Speaking on the art district, Founders, St+art India Foundation said, “When we began at Lodhi in 2015, we were testing whether a wall in a living neighbourhood could hold more than an image, whether public art could remain in the city long enough to become part of its everyday intelligence. Over ten years, Lodhi has grown through trust and return, shaped by artists who committed to the street, residents who shared their walls and their patience, institutions that supported a long process, and government partners who enabled the conditions for openness. We are equally grateful to Asian Paints, whose long-term support has helped bring joy and a sustained engagement with colour into the public realm. As we look ahead, our hope is to let Lodhi deepen rather than simply expand: to keep building new forms of public encounter, strengthen care and continuity as part of the work, and grow a network of art districts across India that remain rooted in their neighbourhoods while speaking to the world.”
Six New Murals
The 2026 edition introduces six new murals by Indian and international artists, each shaped by distinct practices while collectively engaging with Lodhi Art District as a shared public canvas. These works reflect the district’s continued commitment to dialogue, collaboration, and long-term presence in the city.
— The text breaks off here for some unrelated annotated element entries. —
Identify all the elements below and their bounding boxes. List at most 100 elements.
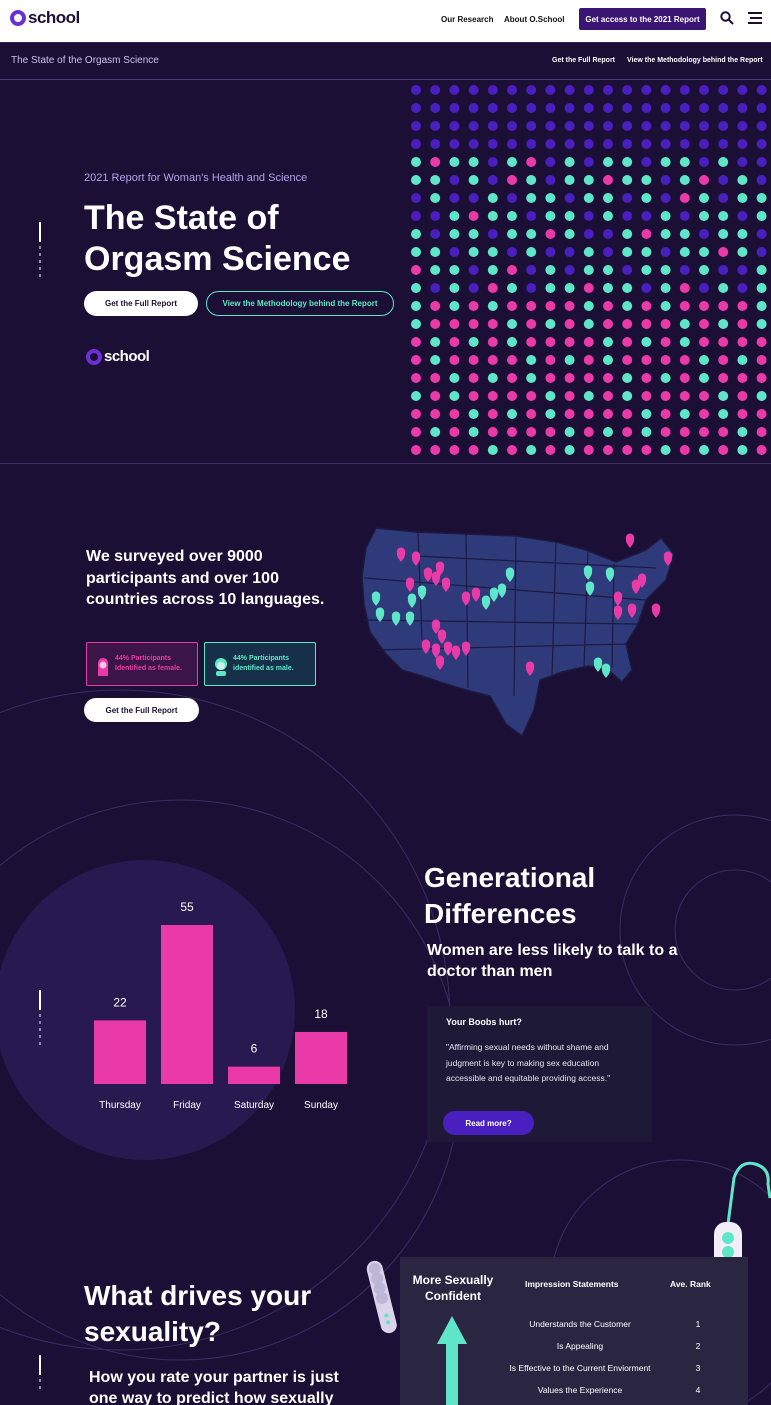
pattern-dot	[564, 373, 575, 383]
hero-get-full-report-button[interactable]: Get the Full Report	[84, 291, 198, 316]
pattern-dot	[737, 121, 748, 131]
map-pin-icon	[421, 639, 431, 654]
report-subnav-title: The State of the Orgasm Science	[11, 55, 159, 66]
pattern-dot	[487, 193, 498, 203]
pattern-dot	[468, 229, 479, 239]
subnav-methodology-link[interactable]: View the Methodology behind the Report	[627, 57, 763, 64]
pattern-dot	[583, 283, 594, 293]
pattern-dot	[507, 319, 517, 329]
pattern-dot	[641, 121, 652, 131]
pattern-dot	[583, 265, 594, 275]
nav-link-about[interactable]: About O.School	[504, 15, 565, 24]
pattern-dot	[545, 247, 556, 257]
pattern-dot	[564, 85, 575, 95]
pattern-dot	[564, 319, 575, 329]
pattern-dot	[737, 193, 748, 203]
pattern-dot	[622, 193, 633, 203]
pattern-dot	[622, 319, 633, 329]
map-pin-icon	[431, 571, 441, 586]
pattern-dot	[564, 391, 575, 401]
map-pin-icon	[583, 565, 593, 580]
pattern-dot	[487, 337, 498, 347]
pattern-dot	[660, 409, 671, 419]
pattern-dot	[430, 409, 441, 419]
section-marker	[39, 1355, 42, 1389]
table-cell-rank: 3	[695, 1363, 701, 1373]
pattern-dot	[718, 445, 729, 455]
pattern-dot	[545, 445, 556, 455]
hamburger-menu-icon[interactable]	[748, 12, 762, 24]
pattern-dot	[737, 373, 748, 383]
search-icon[interactable]	[720, 11, 734, 25]
pattern-dot	[737, 319, 748, 329]
pattern-dot	[641, 301, 652, 311]
pattern-dot	[660, 103, 671, 113]
bar-value-label: 55	[180, 900, 194, 914]
pattern-dot	[641, 391, 652, 401]
pattern-dot	[699, 265, 709, 275]
pattern-dot	[430, 85, 441, 95]
pattern-dot	[507, 121, 517, 131]
pattern-dot	[756, 427, 767, 437]
pattern-dot	[699, 157, 709, 167]
pattern-dot	[430, 319, 441, 329]
subnav-get-full-report-link[interactable]: Get the Full Report	[552, 57, 615, 64]
get-report-access-button[interactable]: Get access to the 2021 Report	[579, 8, 706, 30]
pattern-dot	[679, 211, 690, 221]
pattern-dot	[449, 157, 460, 167]
pattern-dot	[545, 121, 556, 131]
pattern-dot	[526, 355, 537, 365]
map-pin-icon	[461, 591, 471, 606]
nav-link-our-research[interactable]: Our Research	[441, 15, 494, 24]
pattern-dot	[699, 409, 709, 419]
pattern-dot	[545, 427, 556, 437]
pattern-dot	[526, 193, 537, 203]
pattern-dot	[487, 409, 498, 419]
report-subnav: The State of the Orgasm Science Get the …	[0, 42, 771, 80]
hero-methodology-button[interactable]: View the Methodology behind the Report	[206, 291, 394, 316]
pattern-dot	[756, 85, 767, 95]
pattern-dot	[487, 175, 498, 185]
pattern-dot	[526, 157, 537, 167]
pattern-dot	[526, 229, 537, 239]
pattern-dot	[660, 229, 671, 239]
oschool-logo[interactable]: school	[10, 8, 80, 28]
pattern-dot	[507, 247, 517, 257]
pattern-dot	[679, 355, 690, 365]
bar-category-label: Friday	[173, 1100, 201, 1111]
pattern-dot	[468, 445, 479, 455]
pattern-dot	[699, 319, 709, 329]
pattern-dot	[756, 373, 767, 383]
pattern-dot	[660, 175, 671, 185]
survey-get-full-report-button[interactable]: Get the Full Report	[84, 698, 199, 722]
pattern-dot	[641, 409, 652, 419]
pattern-dot	[507, 427, 517, 437]
pattern-dot	[679, 409, 690, 419]
pattern-dot	[622, 427, 633, 437]
pattern-dot	[660, 85, 671, 95]
logo-text: school	[28, 8, 80, 27]
pattern-dot	[545, 229, 556, 239]
pattern-dot	[718, 193, 729, 203]
pattern-dot	[737, 337, 748, 347]
pattern-dot	[545, 355, 556, 365]
bar-category-label: Thursday	[99, 1100, 141, 1111]
pattern-dot	[430, 355, 441, 365]
pattern-dot	[468, 373, 479, 383]
pattern-dot	[411, 175, 421, 185]
pattern-dot	[411, 391, 421, 401]
pattern-dot	[718, 337, 729, 347]
map-pin-icon	[411, 551, 421, 566]
map-pin-icon	[435, 655, 445, 670]
pattern-dot	[449, 85, 460, 95]
read-more-button[interactable]: Read more?	[443, 1111, 534, 1135]
pattern-dot	[411, 373, 421, 383]
pattern-dot	[699, 175, 709, 185]
pattern-dot	[737, 85, 748, 95]
map-pins	[371, 533, 673, 678]
bar-category-label: Saturday	[234, 1100, 274, 1111]
pattern-dot	[756, 355, 767, 365]
pattern-dot	[449, 283, 460, 293]
pattern-dot	[660, 193, 671, 203]
pattern-dot	[603, 427, 613, 437]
The participating artists include JuMu (Germany), Pener (Poland), Raissa Pardini (United Kingdom) with the late Hanif Kureshi (India), Elian Chali (Argentina), Svabhu Kohli (India) alongside Ram Sangchoju (India), and a collaborative mural by Suso33 (Spain), Tarini Sethi (India), and Ishaan Bharat (India). (Annexure)
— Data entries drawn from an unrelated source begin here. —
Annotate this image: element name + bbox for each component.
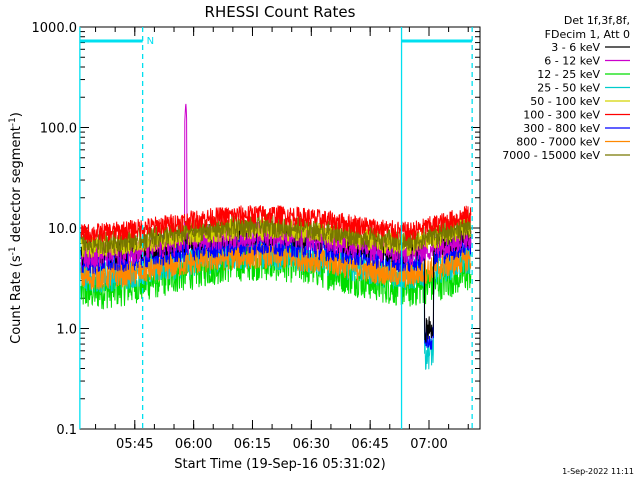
legend: Det 1f,3f,8f, FDecim 1, Att 0 3 - 6 keV6…	[502, 14, 630, 162]
legend-label: 25 - 50 keV	[537, 82, 600, 95]
chart-title: RHESSI Count Rates	[205, 3, 356, 21]
y-tick-label: 100.0	[40, 122, 77, 137]
legend-label: 100 - 300 keV	[523, 109, 600, 122]
legend-label: 800 - 7000 keV	[516, 136, 600, 149]
legend-header-2: FDecim 1, Att 0	[545, 28, 630, 41]
legend-label: 6 - 12 keV	[544, 55, 600, 68]
x-axis-label: Start Time (19-Sep-16 05:31:02)	[174, 457, 385, 472]
series-line	[80, 205, 472, 243]
series-line	[80, 212, 472, 255]
series-layer	[80, 103, 472, 370]
footer-date: 1-Sep-2022 11:11	[562, 467, 634, 476]
legend-label: 7000 - 15000 keV	[502, 149, 600, 162]
y-tick-label: 10.0	[48, 222, 77, 237]
legend-label: 300 - 800 keV	[523, 122, 600, 135]
x-tick-label: 07:00	[410, 437, 447, 452]
y-tick-label: 0.1	[56, 423, 77, 438]
y-tick-label: 1000.0	[32, 21, 78, 36]
x-tick-label: 06:30	[293, 437, 330, 452]
x-tick-label: 06:45	[351, 437, 388, 452]
legend-label: 12 - 25 keV	[537, 68, 600, 81]
night-marker-label: N	[147, 36, 154, 47]
legend-header-1: Det 1f,3f,8f,	[564, 14, 630, 27]
x-tick-label: 06:15	[234, 437, 271, 452]
x-tick-label: 06:00	[175, 437, 212, 452]
x-tick-label: 05:45	[116, 437, 153, 452]
legend-label: 3 - 6 keV	[551, 41, 600, 54]
y-axis-ticks: 0.1 1.0 10.0 100.0 1000.0	[32, 21, 480, 438]
legend-label: 50 - 100 keV	[530, 95, 600, 108]
x-axis-ticks: 05:45 06:00 06:15 06:30 06:45 07:00	[95, 27, 469, 452]
saa-markers: N	[79, 27, 473, 429]
y-tick-label: 1.0	[56, 323, 77, 338]
y-axis-label: Count Rate (s-1 detector segment-1)	[8, 112, 24, 344]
Together, these six murals extend Lodhi Art District’s role as a site for public dialogue, cross-cultural exchange, and experimentation, reinforcing the district as a living public canvas. (Details about each artist in the Annexure below).
Beyond the Walls
In its ten-year edition, the festival expands beyond static murals into moving and participatory interventions that circulate through the district, extending Lodhi’s visual language into everyday urban life.
The Cycle Rickshaw Project marks a decade of Lodhi Art District through motion. Ten active cycle rickshaws are transformed into mobile artworks, each designed in pairs by five of the district’s most widely recognised and representative artists from the past ten years.
The inflatable installation by Nicolas Barrome Forgues conceived as a blooming garden of surreal, humanised flowers, moves through the city as a temporary landscape of colour and pause. Drawing from the Asian Paints Colour of the Year, the installation transforms each site it inhabits into a fleeting space of renewal and shared encounter.
The festival opens on 1 February 2026 with ELEVATION, a site-responsive French performance presented in collaboration with the French Institute in India and the Alliance Française network. Bringing together works by Yoann Bourgeois and Lucas Struna, the performance explores balance, suspension, and gravity through the body in motion.
Panels, Walkthroughs, and Workshops
Throughout the month, panel discussions take place every weekend, alongside guided walkthroughs and hands-on workshops. These sessions open up conversations around street art practices, access, disability, ecology, colour, and emerging forms of public art, creating multiple entry points for audiences to engage with the district beyond viewing alone.
We are grateful to the Ministry of Urban Development, Central Public Works Department, New Delhi Municipal Council, and Swachh Bharat Mission for their cooperation and support in sustaining Lodhi Art District.